Да слышу, слышу. Это ты ничего слышать не хочешь, мымра зубастая. Но это я уже про себя. Этого уже никто услышать не может. И не должен.
Наутро в ЖЭУ я с головой зарываюсь в картотеку. Из всей колоды я выбираю десяток карт, но лишь одна из них козырная. Как я угадываю ее объяснить невозможно. Интуиция, шестое чувство. Все десять подозреваемых примерно одного возраста, но взгляд мой выхватывает именно эту фамилию Глухов. Ему восемнадцать. Конечно, можно перестраховаться, пойти в паспортный стол, взять фотографии всех десятерых и предъявить их потерпевшей на опознание. Но у меня нет времени, зато есть чувство, что Глуховым следует заняться немедленно. Я иду по его адресу.
Дом как дом. У подъезда традиционные кумушки судачат о том о сем. На ходу придумав легенду, я представляюсь работником райкома комсомола и сразу беру быка за рога:
— Андрей Глухов здесь проживает?
— Это который Глухов-то? — переспрашивает самая бойкая из бабулек, судя по загоревшим глазам, вечная комсомолка. — Отец или сын!
— Сын, разумеется. Андрей Андреич.
Я даю им возможность выговориться.
— Это Андрюха-то? — понимает, наконец, моя собеседница. — Дак какой же он комсомолец? Он и в пионерах-то, поди, не был.
— А чего так?
— Да вот так, — поддерживает «вечную комсомолку» другая. — Вот уж месяц за ним следим: только родители за порог — сразу музыка на всю катушку…
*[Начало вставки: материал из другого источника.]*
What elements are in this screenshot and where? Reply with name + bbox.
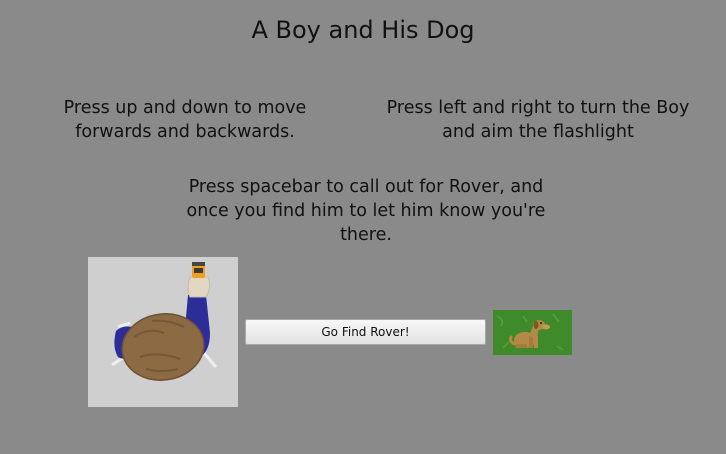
boy-sprite-image — [88, 257, 238, 407]
flashlight-band — [194, 268, 203, 273]
move-instructions: Press up and down to move forwards and b… — [63, 98, 307, 142]
dog-sprite-image — [493, 310, 572, 355]
dog-snout — [542, 324, 550, 330]
dog-sprite-svg — [496, 313, 564, 351]
dog-front-leg — [529, 336, 533, 348]
dog-front-leg-2 — [534, 336, 538, 348]
dog-eye — [540, 322, 542, 324]
boy-hand — [187, 276, 211, 298]
go-find-rover-button[interactable]: Go Find Rover! — [245, 319, 486, 345]
turn-instructions: Press left and right to turn the Boy and… — [386, 98, 690, 142]
flashlight-lens — [192, 262, 205, 266]
boy-sprite-svg — [111, 262, 218, 381]
call-instructions: Press spacebar to call out for Rover, an… — [186, 177, 546, 245]
page-title: A Boy and His Dog — [251, 16, 475, 44]
dog-back-leg — [515, 344, 527, 348]
dog-ear — [533, 321, 539, 329]
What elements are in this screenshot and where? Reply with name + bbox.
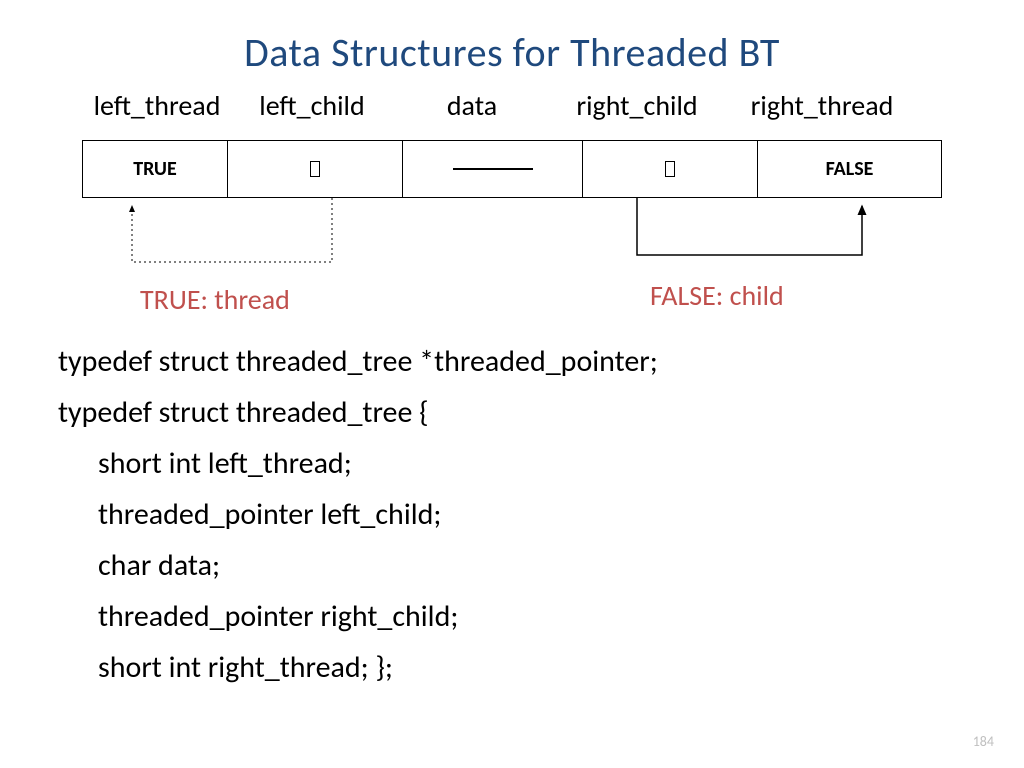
cell-data xyxy=(403,141,583,197)
code-line: short int left_thread; xyxy=(58,438,658,489)
code-line: char data; xyxy=(58,540,658,591)
cell-right-thread: FALSE xyxy=(758,141,941,197)
field-data: data xyxy=(392,88,552,123)
field-left-child: left_child xyxy=(232,88,392,123)
field-left-thread: left_thread xyxy=(82,88,232,123)
code-line: typedef struct threaded_tree { xyxy=(58,387,658,438)
pointer-box-icon xyxy=(665,161,675,177)
field-header-row: left_thread left_child data right_child … xyxy=(82,88,942,123)
node-struct-row: TRUE FALSE xyxy=(82,140,942,198)
cell-right-child xyxy=(583,141,758,197)
cell-left-thread: TRUE xyxy=(83,141,228,197)
annotation-true-thread: TRUE: thread xyxy=(140,282,290,317)
data-underline-icon xyxy=(453,168,533,170)
code-line: threaded_pointer left_child; xyxy=(58,489,658,540)
code-line: threaded_pointer right_child; xyxy=(58,591,658,642)
code-line: typedef struct threaded_tree *threaded_p… xyxy=(58,336,658,387)
slide-title: Data Structures for Threaded BT xyxy=(0,0,1024,77)
code-block: typedef struct threaded_tree *threaded_p… xyxy=(58,336,658,693)
page-number: 184 xyxy=(973,733,994,750)
pointer-box-icon xyxy=(310,161,320,177)
code-line: short int right_thread; }; xyxy=(58,642,658,693)
field-right-child: right_child xyxy=(552,88,722,123)
annotation-false-child: FALSE: child xyxy=(650,278,784,313)
field-right-thread: right_thread xyxy=(722,88,922,123)
cell-left-child xyxy=(228,141,403,197)
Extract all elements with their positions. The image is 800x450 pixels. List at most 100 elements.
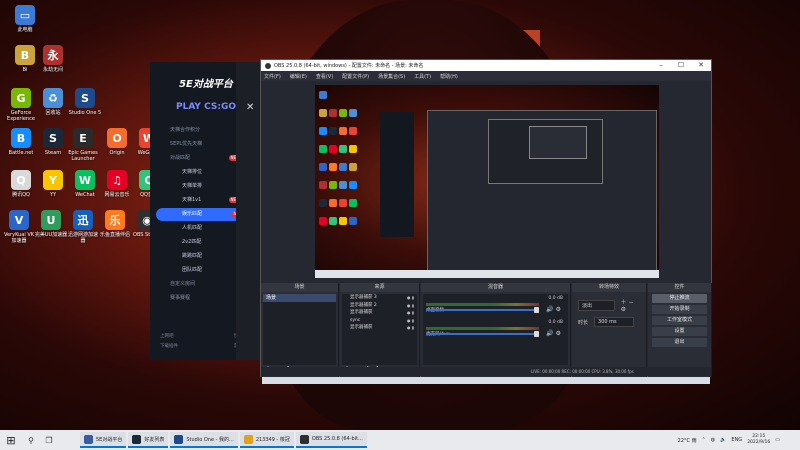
- obs-menu-item[interactable]: 编辑(E): [290, 73, 307, 80]
- preview-icon: [329, 163, 337, 171]
- app-icon: ♻: [43, 88, 63, 108]
- taskbar-app-icon: [243, 434, 253, 444]
- volume-meter: [426, 327, 539, 330]
- desktop-icon[interactable]: V VeryKuai VK加速器: [2, 210, 36, 244]
- mixer-channel: 桌面音频0.0 dB🔊 ⚙: [426, 296, 565, 318]
- obs-menu-item[interactable]: 帮助(H): [440, 73, 458, 80]
- taskbar-app[interactable]: 好友列表: [128, 432, 169, 448]
- source-item[interactable]: 显示器捕获 2: [342, 302, 417, 310]
- app-icon: S: [75, 88, 95, 108]
- scene-item[interactable]: 场景: [263, 294, 336, 302]
- mixer-speaker-icon[interactable]: 🔊 ⚙: [546, 330, 561, 337]
- transition-select-row: 淡出 ＋ − ⚙: [578, 297, 640, 313]
- desktop-icon[interactable]: 乐乐鱼直播伴侣: [98, 210, 132, 238]
- obs-preview-canvas[interactable]: [315, 85, 659, 278]
- source-item[interactable]: sync: [342, 317, 417, 325]
- volume-fader[interactable]: [426, 331, 539, 337]
- desktop-icon[interactable]: S Studio One 5: [68, 88, 102, 116]
- source-item[interactable]: 显示器捕获: [342, 309, 417, 317]
- controls-list: 停止推流开始录制工作室模式设置退出: [648, 294, 711, 347]
- preview-icon: [349, 109, 357, 117]
- obs-menu-item[interactable]: 场景集合(S): [378, 73, 405, 80]
- weather-text[interactable]: 22°C 雨: [678, 437, 697, 444]
- preview-icon: [319, 109, 327, 117]
- app-icon: O: [107, 128, 127, 148]
- app-icon: 永: [43, 45, 63, 65]
- sources-list[interactable]: 显示器捕获 3显示器捕获 2显示器捕获sync显示器捕获: [342, 294, 417, 365]
- preview-icon: [339, 217, 347, 225]
- app-icon: G: [11, 88, 31, 108]
- duration-input[interactable]: 300 ms: [594, 317, 635, 327]
- language-indicator[interactable]: ENG: [731, 437, 742, 443]
- taskbar-app[interactable]: Studio One - 我的...: [170, 432, 238, 448]
- close-icon[interactable]: ✕: [246, 102, 254, 113]
- taskbar-app[interactable]: 5E对战平台: [80, 432, 127, 448]
- desktop-icon[interactable]: S Steam: [36, 128, 70, 156]
- taskbar-app-label: OBS 25.0.8 (64-bit...: [311, 436, 363, 442]
- control-button[interactable]: 工作室模式: [652, 316, 707, 325]
- start-windows-icon[interactable]: ⊞: [0, 434, 22, 447]
- desktop-icon[interactable]: W WeChat: [68, 170, 102, 198]
- app-icon: 迅: [73, 210, 93, 230]
- taskbar-app[interactable]: OBS 25.0.8 (64-bit...: [295, 432, 367, 448]
- obs-menu-item[interactable]: 配置文件(P): [342, 73, 369, 80]
- desktop-icon[interactable]: Q 腾讯QQ: [4, 170, 38, 198]
- desktop-icon-label: 腾讯QQ: [12, 192, 30, 198]
- obs-window[interactable]: OBS 25.0.8 (64-bit, windows) - 配置文件: 未命名…: [260, 59, 712, 377]
- taskbar-app[interactable]: 213349 - 核冠: [239, 432, 294, 448]
- volume-icon[interactable]: 🔈: [720, 437, 726, 443]
- desktop-icon[interactable]: B Battle.net: [4, 128, 38, 156]
- control-button[interactable]: 开始录制: [652, 305, 707, 314]
- desktop-icon[interactable]: G GeForce Experience: [4, 88, 38, 122]
- desktop-icon[interactable]: 迅迅游网游加速器: [66, 210, 100, 244]
- transition-select[interactable]: 淡出: [578, 299, 615, 311]
- search-icon[interactable]: ⚲: [22, 436, 40, 445]
- desktop-icon[interactable]: Y YY: [36, 170, 70, 198]
- desktop-icon[interactable]: ▭ 此电脑: [8, 5, 42, 33]
- desktop-icon[interactable]: U 完美UU加速器: [34, 210, 68, 238]
- desktop-icon[interactable]: 永永劫无间: [36, 45, 70, 73]
- transitions-dock-title: 转场特效: [572, 283, 646, 292]
- control-button[interactable]: 设置: [652, 327, 707, 336]
- close-window-icon[interactable]: ✕: [691, 60, 711, 71]
- obs-menu-item[interactable]: 查看(V): [316, 73, 333, 80]
- obs-docks: 场景 场景 ＋−⌃⌄ 来源 显示器捕获 3显示器捕获 2显示器捕获sync显示器…: [261, 283, 713, 377]
- desktop-icon[interactable]: O Origin: [100, 128, 134, 156]
- maximize-icon[interactable]: ☐: [671, 60, 691, 71]
- sources-dock-title: 来源: [340, 283, 419, 292]
- network-icon[interactable]: ◍: [711, 437, 715, 443]
- obs-menu-item[interactable]: 文件(F): [264, 73, 281, 80]
- notification-icon[interactable]: ▭: [775, 437, 780, 443]
- taskbar-app-label: 5E对战平台: [96, 436, 123, 443]
- desktop-icon[interactable]: ♫ 网易云音乐: [100, 170, 134, 198]
- control-button[interactable]: 退出: [652, 338, 707, 347]
- source-item[interactable]: 显示器捕获 3: [342, 294, 417, 302]
- preview-icon: [339, 127, 347, 135]
- platform-link-1[interactable]: 上网吧: [160, 332, 174, 342]
- desktop-icon-label: Steam: [44, 150, 62, 156]
- desktop-icon[interactable]: ♻ 回收站: [36, 88, 70, 116]
- task-view-icon[interactable]: ❐: [40, 436, 58, 445]
- taskbar-app-label: 213349 - 核冠: [255, 436, 290, 443]
- source-item[interactable]: 显示器捕获: [342, 324, 417, 332]
- preview-icon: [319, 217, 327, 225]
- preview-icon: [349, 217, 357, 225]
- preview-desktop: [315, 85, 659, 278]
- mixer-speaker-icon[interactable]: 🔊 ⚙: [546, 306, 561, 313]
- minimize-icon[interactable]: –: [651, 60, 671, 71]
- desktop-icon[interactable]: E Epic Games Launcher: [66, 128, 100, 162]
- obs-menu-item[interactable]: 工具(T): [414, 73, 431, 80]
- clock[interactable]: 22:15 2022/9/16: [747, 434, 770, 446]
- desktop-icon-label: 迅游网游加速器: [67, 232, 98, 244]
- platform-link-3[interactable]: 下载插件: [160, 342, 178, 352]
- control-button[interactable]: 停止推流: [652, 294, 707, 303]
- volume-fader[interactable]: [426, 307, 539, 313]
- sources-dock: 来源 显示器捕获 3显示器捕获 2显示器捕获sync显示器捕获 ＋−⚙⌃⌄: [340, 283, 420, 377]
- desktop-icon-label: 回收站: [45, 110, 61, 116]
- desktop-icon-label: 乐鱼直播伴侣: [99, 232, 130, 238]
- platform-content-edge: ✕: [236, 62, 262, 360]
- system-tray: 22°C 雨 ⌃ ◍ 🔈 ENG 22:15 2022/9/16 ▭: [673, 430, 780, 450]
- transition-add-remove[interactable]: ＋ − ⚙: [621, 297, 640, 313]
- tray-chevron-icon[interactable]: ⌃: [702, 437, 706, 443]
- scenes-list[interactable]: 场景: [263, 294, 336, 365]
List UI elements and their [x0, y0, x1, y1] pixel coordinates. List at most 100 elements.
— Лодырь несчастный! — вставляет третья.
— Бездельничает, значит? — интересуюсь я.
— Да говорим, лодырь он! Родители с утра до ночи вкалывают, а он у них на шее сидит. А вот вы его б на работу и устроили.
— Имею такое поручение. И работа подходящая есть. Устроим.
— Вот и ладно бы. На завод.
Я перевожу разговор в практическое русло.
— Пойду поговорю с ним.
— Зря поднимешься. С утра где-то пропадает. Слышь, музыка-то не орет.
— Тогда подожду. У меня время есть.
Я не могу уйти. Слишком близко я подобрался к разгадке, чтобы тратить время на повестки и долгое ожидание. Повестка может и спугнуть птенца потом объявляй его в розыск.
К счастью, сегодня мне везет. Не успел я присесть на скамейку напротив бабушек, как самая зоркая из них торжественно возвещает:
— Явился, голубок!
Я вижу высокого юношу в голубых потертых джинсах, синей нейлоновой ветровке, с сумкой через плечо. Темных очков нет. Я быстро поднимаюсь навстречу.
— Глухов?
— Ну, Глухов. А чего?
— И в знаменитых джинсах?
— Это мои джинсы! — парень явно напрягся.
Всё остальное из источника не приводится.